Expertise in what? I never stated expertise in Bitcoin.

I have anyhow a strong expertise with credit cards and ATMs. I think I might know a few things about secure financial transaction.

i mean really how are we meant to take your expert opinion on anything bitcoin related if you don't know jack about bitcoind??

By discussing about facts and sources. I'm more than happy to discuss and even being criticized.

Anyhow I invite you to read again the first two pages of this discussion, and tell me if you see even one constructive critic.

that would be just wrong. Roll your sleeves up, do a little learning and doing and then come and spout off as much as you please otherwise you're just whacking off in public, not pretty.

Let's analyze a  few facts:

1) Most of the people here want Bitcoin to have a broader adoption.

2) If Bitcoin scams starts to spread out, then both its adoption by people and businesses will slow down

3) Recently a huge sum of money, whose amount can be only speculated about, but which is very consistent, has been stolen by Mt. Gox

4) Mt. Gox and other exchanges share a VERY WEAK authorization model

5) Most people use the same weak password multiple times


I think that by considering all these facts, it is clear we should push the Bitcoin community, both as exchanges or final users, to much stricter security measures.

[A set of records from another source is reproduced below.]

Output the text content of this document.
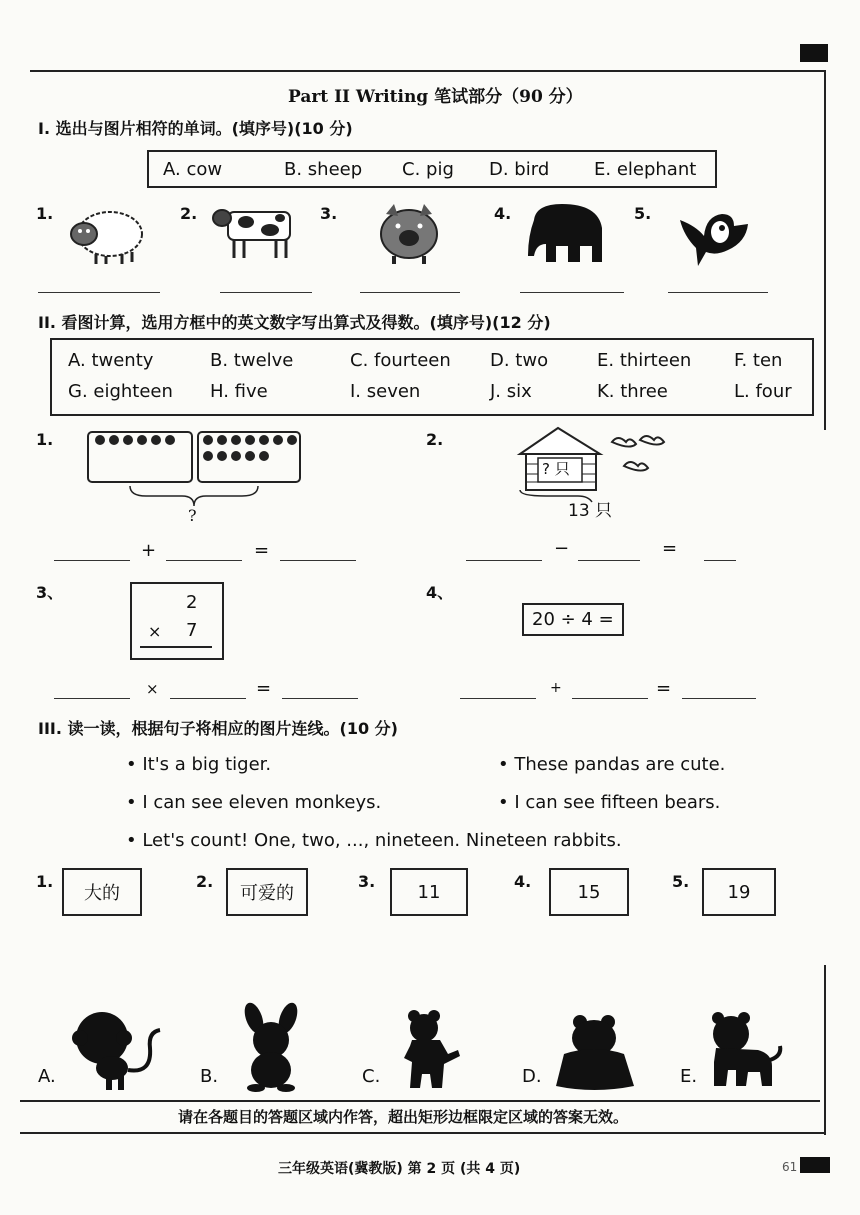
61
Part II Writing 笔试部分（90 分）
I. 选出与图片相符的单词。(填序号)(10 分)
A. cow	B. sheep C. pig D. bird E. elephant
1.	2.	3.	4.	5.
II. 看图计算，选用方框中的英文数字写出算式及得数。(填序号)(12 分)
A. twenty	B. twelve	C. fourteen D. two	E. thirteen F. ten
G. eighteen H. five	I. seven	J. six	K. three	L. four
1.
?
+	=
2.
? 只
13 只
−	=
3、	2
× 7
×	=
4、
20 ÷ 4 =
+	=
III. 读一读，根据句子将相应的图片连线。(10 分)
• It's a big tiger.	• These pandas are cute.
• I can see eleven monkeys.	• I can see fifteen bears.
• Let's count! One, two, ..., nineteen. Nineteen rabbits.
1.
大的
2.
可爱的
3.	11	4.	15	5.	19
A.	B.	C.	D.	E.
请在各题目的答题区域内作答，超出矩形边框限定区域的答案无效。
三年级英语(冀教版) 第 2 页 (共 4 页)
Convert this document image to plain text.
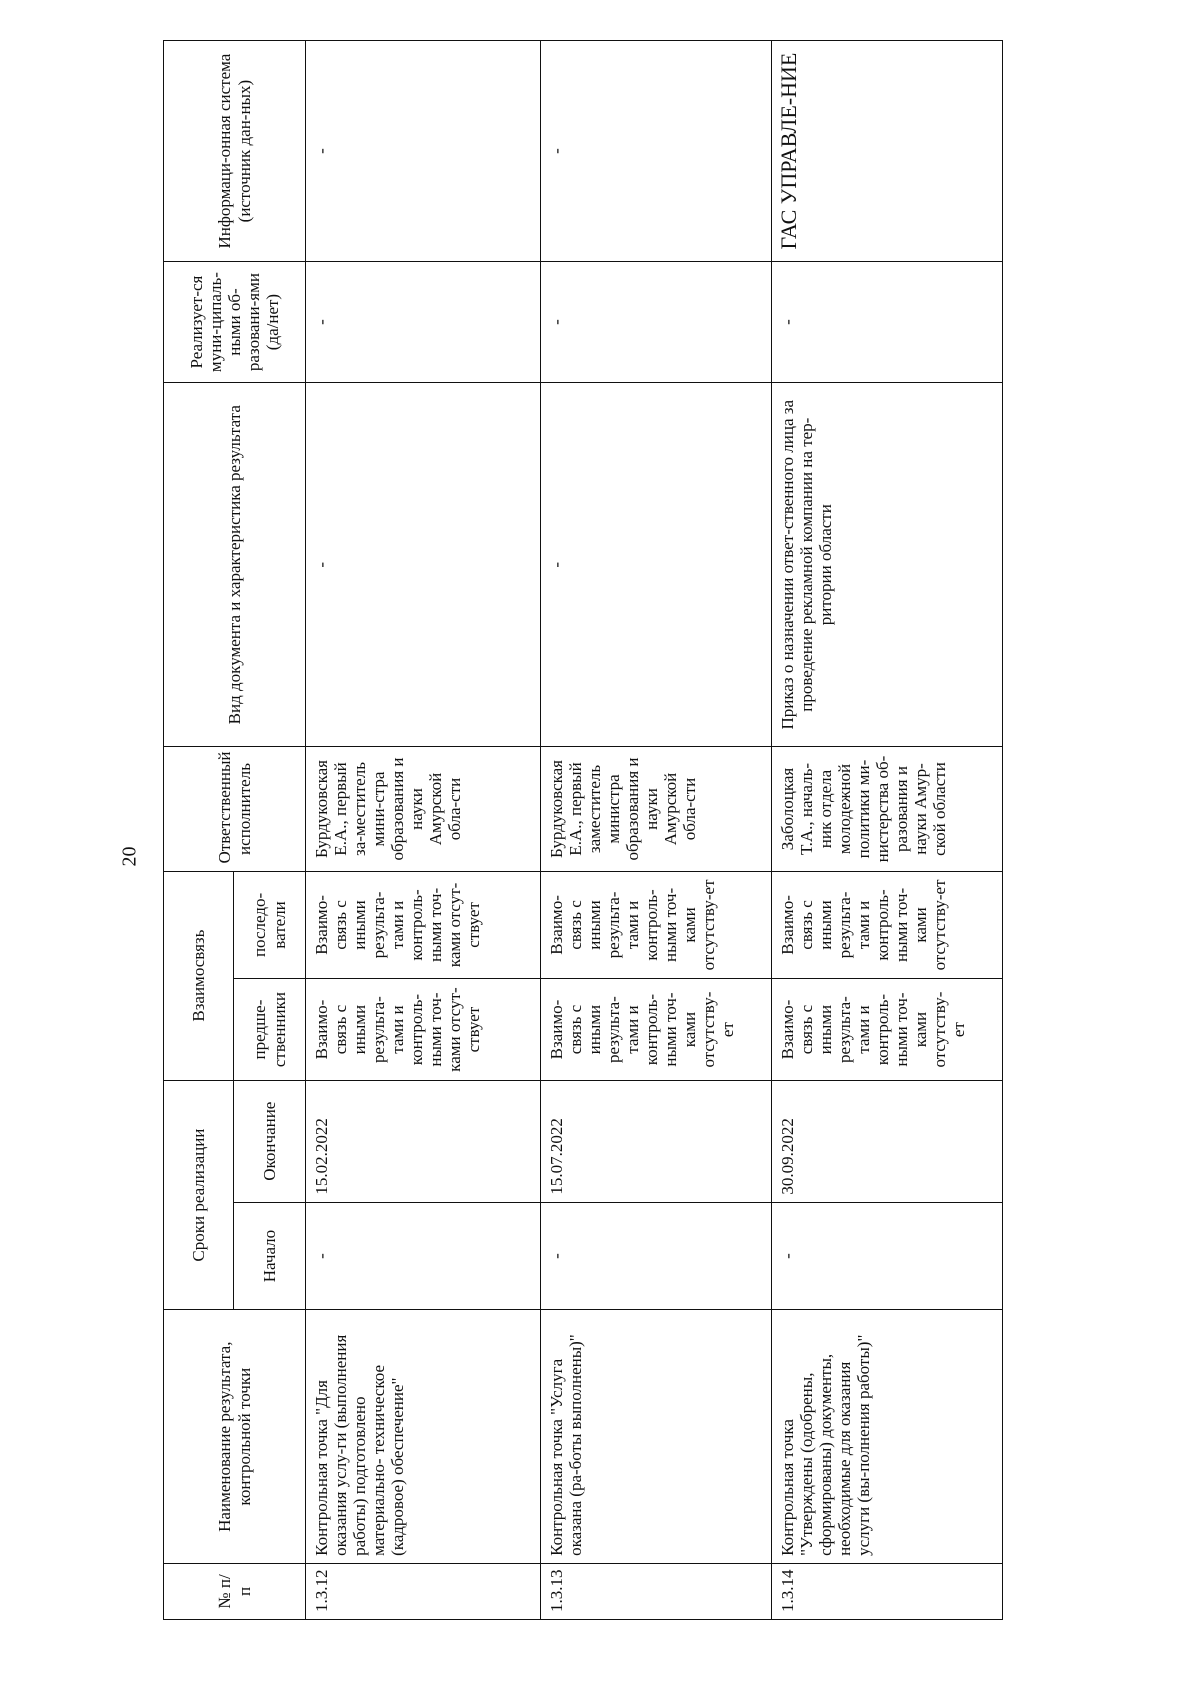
20
№ п/п	Наименование результата, контрольной точки	Сроки реализации		Взаимосвязь		Ответственный исполнитель	Вид документа и характеристика результата	Реализует-ся муни-ципаль-ными об-разовани-ями (да/нет)	Информаци-онная система (источник дан-ных)
		Начало	Окончание	предше-ственники	последо-ватели				
1.3.12	Контрольная точка "Для оказания услу-ги (выполнения работы) подготовлено материально- техническое (кадровое) обеспечение"	-	15.02.2022	Взаимо-связь с иными результа-тами и контроль-ными точ-ками отсут-ствует	Взаимо-связь с иными результа-тами и контроль-ными точ-ками отсут-ствует	Бурдуковская Е.А., первый за-меститель мини-стра образования и науки Амурской обла-сти	-	-	-
1.3.13	Контрольная точка "Услуга оказана (ра-боты выполнены)"	-	15.07.2022	Взаимо-связь с иными результа-тами и контроль-ными точ-ками отсутству-ет	Взаимо-связь с иными результа-тами и контроль-ными точ-ками отсутству-ет	Бурдуковская Е.А., первый заместитель министра образования и науки Амурской обла-сти	-	-	-
1.3.14	Контрольная точка "Утверждены (одобрены, сформированы) документы, необходимые для оказания услуги (вы-полнения работы)"	-	30.09.2022	Взаимо-связь с иными результа-тами и контроль-ными точ-ками отсутству-ет	Взаимо-связь с иными результа-тами и контроль-ными точ-ками отсутству-ет	Заболоцкая Т.А., началь-ник отдела молодежной политики ми-нистерства об-разования и науки Амур-ской области	Приказ о назначении ответ-ственного лица за проведение рекламной компании на тер-ритории области	-	ГАС УПРАВЛЕ-НИЕ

The only way to do this is to spread awareness, and put public pressure on exchanges.

[muad_dib]

And again... it is not the choice of OS which makes a system secure, it is how sysadmin's hands are attached...

Are you telling me that an IIS+Windows machine can be made as safe as a FreeBSD+Apache one?

I'm sorry but I disagree with you.

[Vladimir]

And again... it is not the choice of OS which makes a system secure, it is how sysadmin's hands are attached...

Are you telling me that an IIS+Windows machine can be made as safe as a FreeBSD+Apache one?

I'm sorry but I disagree with you.

Well... I personally do not know any sysadmins with "correctly attached hands" who run windows servers, but surely there are some out there... I guess that windows+apache can be made as safe as whatever+apache. (let's get IIS out of the picture for simplicity).  This probably would involve a server version of windows and some severe balls cutting. Not that I am an expert on this to be sure.

I do not mind if you disagree. Maybe a few decades from now you'll be less categorical and more tolerant.